There are hundreds of concept watches out in the design world and on the wrists of hipster-types, but this beautiful minimalist design caught our eye. Robert Dabi’s ZERO watch has two discs (one each for hours and minutes) that spin to tell time, and it’s not all that hard to determine the time. So far, there’s no word if it’ll hit the market but the flexible metal/rubber band will come in an array of colors if it does.
In my house, it often gets loud. Mobile phone rings are soft, and often our phones are stuck so far into couch cushions that it’s impossible to hear. We have a little sensor with flashing lights to let us know when a phone is blowing up, but that sensor is only in the office. That’s why these little bracelets seem like a really good idea. The bracelet buzzes on your wrist if the phone rings, the doorbell sounds, or the security system goes off. It’s designed for people who are hearing impaired, but we think there’s a much bigger market for the buzzer-bracelet.
No Way Wet
Here’s a holiday conundrum: your umbrella is soaking and you have to go into a shop with a dripping mess. The No Way Wet umbrella cover fixes all this with a neat little design. It’s a fold down (and up) package that you use once you’ve been out in a rainstorm and you need to come inside. What does this package do? First of all, it’s tiny, then it folds out to be a tube the size of your folded-up umbrella. Place your wet umbrella inside, snap on the cover, and let it snow! The cover fits most collapsible umbrellas out there, and it won an iF Concept Design award this year.
Whooo, one of the girls at the holiday party looks like her dress was painted on. Wait, was it painted on? Could be if she used this new material designed by a Spanish researcher. The spray-on fabric does take about 15 minutes to finish the process of producing a stylish skintight T-shirt but it actually looks good and not like the model was dipped in latex and heading to a bondage party. The researcher says that other potential areas for using the spray-on fabric include bandages that could be applied to wounds without using any pressure, and also could deliver medicine directly to an injured limb.
Can you hear me now? This slinky black dress integrates a mobile phone into the fabric. The designer says you could attach a standard SIM card on your dress and receive or make calls without carrying anything else. The designer says that using the dress is pretty simple, as when the M-Dress rings, simply bring your hand to the ear will allow the sensor to open the call and when talking is done, just release your hand downwards from your ear and it will tell the sensor to close the call.

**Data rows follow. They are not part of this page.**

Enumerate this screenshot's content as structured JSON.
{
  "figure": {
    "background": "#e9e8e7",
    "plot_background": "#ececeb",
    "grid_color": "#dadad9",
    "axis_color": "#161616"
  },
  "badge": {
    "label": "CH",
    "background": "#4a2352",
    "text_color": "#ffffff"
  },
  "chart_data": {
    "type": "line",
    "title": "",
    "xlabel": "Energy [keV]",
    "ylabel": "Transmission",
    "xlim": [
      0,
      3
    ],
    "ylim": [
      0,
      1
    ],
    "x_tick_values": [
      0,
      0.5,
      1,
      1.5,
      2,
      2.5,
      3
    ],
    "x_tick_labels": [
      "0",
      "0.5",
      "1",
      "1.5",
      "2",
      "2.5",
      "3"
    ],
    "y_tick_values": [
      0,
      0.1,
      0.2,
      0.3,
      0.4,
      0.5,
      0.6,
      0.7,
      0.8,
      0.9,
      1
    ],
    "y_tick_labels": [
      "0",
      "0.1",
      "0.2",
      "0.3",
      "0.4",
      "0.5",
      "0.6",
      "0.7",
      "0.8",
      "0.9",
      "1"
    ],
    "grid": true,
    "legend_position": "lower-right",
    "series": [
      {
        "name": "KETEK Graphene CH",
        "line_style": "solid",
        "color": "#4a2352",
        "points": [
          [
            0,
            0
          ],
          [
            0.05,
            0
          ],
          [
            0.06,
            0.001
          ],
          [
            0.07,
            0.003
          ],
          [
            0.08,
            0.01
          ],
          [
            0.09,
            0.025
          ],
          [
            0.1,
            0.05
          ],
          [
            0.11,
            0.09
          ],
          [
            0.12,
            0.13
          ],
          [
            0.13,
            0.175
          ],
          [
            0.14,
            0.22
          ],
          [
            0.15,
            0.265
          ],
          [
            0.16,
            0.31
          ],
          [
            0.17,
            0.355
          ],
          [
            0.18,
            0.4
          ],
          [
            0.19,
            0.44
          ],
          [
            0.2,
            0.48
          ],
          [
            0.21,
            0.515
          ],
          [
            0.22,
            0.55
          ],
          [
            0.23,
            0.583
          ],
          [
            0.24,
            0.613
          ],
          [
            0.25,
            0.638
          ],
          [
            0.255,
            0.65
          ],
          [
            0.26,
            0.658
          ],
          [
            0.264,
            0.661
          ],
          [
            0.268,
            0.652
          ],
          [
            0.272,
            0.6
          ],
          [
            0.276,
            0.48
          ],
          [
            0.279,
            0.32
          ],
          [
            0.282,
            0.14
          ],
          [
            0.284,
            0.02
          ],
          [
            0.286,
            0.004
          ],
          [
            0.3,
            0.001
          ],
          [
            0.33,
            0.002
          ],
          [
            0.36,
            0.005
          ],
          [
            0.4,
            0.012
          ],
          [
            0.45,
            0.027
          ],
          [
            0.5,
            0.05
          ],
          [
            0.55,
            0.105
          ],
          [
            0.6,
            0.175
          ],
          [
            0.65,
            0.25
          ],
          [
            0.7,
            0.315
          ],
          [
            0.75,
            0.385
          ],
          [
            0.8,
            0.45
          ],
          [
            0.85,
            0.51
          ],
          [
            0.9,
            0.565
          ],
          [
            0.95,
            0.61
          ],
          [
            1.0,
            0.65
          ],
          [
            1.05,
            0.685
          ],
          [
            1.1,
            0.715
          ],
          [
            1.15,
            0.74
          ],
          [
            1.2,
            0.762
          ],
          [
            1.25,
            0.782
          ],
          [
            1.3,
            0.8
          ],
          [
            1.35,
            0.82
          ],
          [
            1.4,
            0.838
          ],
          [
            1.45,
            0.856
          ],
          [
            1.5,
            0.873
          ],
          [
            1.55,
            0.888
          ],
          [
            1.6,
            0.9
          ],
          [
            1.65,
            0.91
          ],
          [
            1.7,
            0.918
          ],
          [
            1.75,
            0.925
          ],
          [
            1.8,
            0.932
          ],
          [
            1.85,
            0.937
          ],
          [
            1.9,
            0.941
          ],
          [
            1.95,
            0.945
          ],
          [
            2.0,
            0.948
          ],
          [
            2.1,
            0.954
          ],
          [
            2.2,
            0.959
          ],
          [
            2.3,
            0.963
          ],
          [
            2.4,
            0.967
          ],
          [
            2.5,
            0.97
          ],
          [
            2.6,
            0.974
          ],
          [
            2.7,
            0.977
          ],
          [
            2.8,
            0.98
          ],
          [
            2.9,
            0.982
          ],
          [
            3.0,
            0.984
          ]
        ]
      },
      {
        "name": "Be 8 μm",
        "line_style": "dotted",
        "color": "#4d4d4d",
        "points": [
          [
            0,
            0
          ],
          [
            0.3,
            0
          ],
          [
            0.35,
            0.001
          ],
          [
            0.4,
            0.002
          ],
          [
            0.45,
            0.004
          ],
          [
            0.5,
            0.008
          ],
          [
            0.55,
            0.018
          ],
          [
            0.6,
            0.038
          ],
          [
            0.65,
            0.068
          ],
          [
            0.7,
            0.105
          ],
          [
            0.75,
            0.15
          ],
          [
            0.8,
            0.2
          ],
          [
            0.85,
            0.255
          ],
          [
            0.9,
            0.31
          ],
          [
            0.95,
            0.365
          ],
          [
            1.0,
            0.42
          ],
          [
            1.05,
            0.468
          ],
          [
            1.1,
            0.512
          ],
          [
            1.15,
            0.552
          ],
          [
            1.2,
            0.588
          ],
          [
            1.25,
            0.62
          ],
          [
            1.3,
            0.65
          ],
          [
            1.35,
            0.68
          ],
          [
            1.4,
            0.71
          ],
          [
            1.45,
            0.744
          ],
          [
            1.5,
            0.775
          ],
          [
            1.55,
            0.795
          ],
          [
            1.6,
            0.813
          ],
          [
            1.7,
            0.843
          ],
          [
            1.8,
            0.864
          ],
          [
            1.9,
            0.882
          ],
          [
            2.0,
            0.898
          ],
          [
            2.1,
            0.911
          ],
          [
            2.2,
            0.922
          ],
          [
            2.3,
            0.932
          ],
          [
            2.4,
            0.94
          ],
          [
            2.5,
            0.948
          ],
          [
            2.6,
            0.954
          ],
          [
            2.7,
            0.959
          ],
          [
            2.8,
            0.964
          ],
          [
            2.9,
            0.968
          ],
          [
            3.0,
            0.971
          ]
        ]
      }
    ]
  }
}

We imagine this would give a whole new meaning to the butt-dial.
TokyoFlash Bluetooth Necklace
Bluetooth comes in many forms, but we’ve never seen it integrated into a necklace that actually looked good before. Enter the TokyoFlash Bluetooth necklace. The options for design range from dog-tags to squares, and they also kind of resemble Tron’s baby with R2D2.The gadget would serve as a controller for a Bluetooth-enabled phone or music player, with playback controls as well as indicators to alert you when you get a call. Without a microphone or earpiece it's not exactly the most useful product, but it does look a whole lot better than a Jawbone.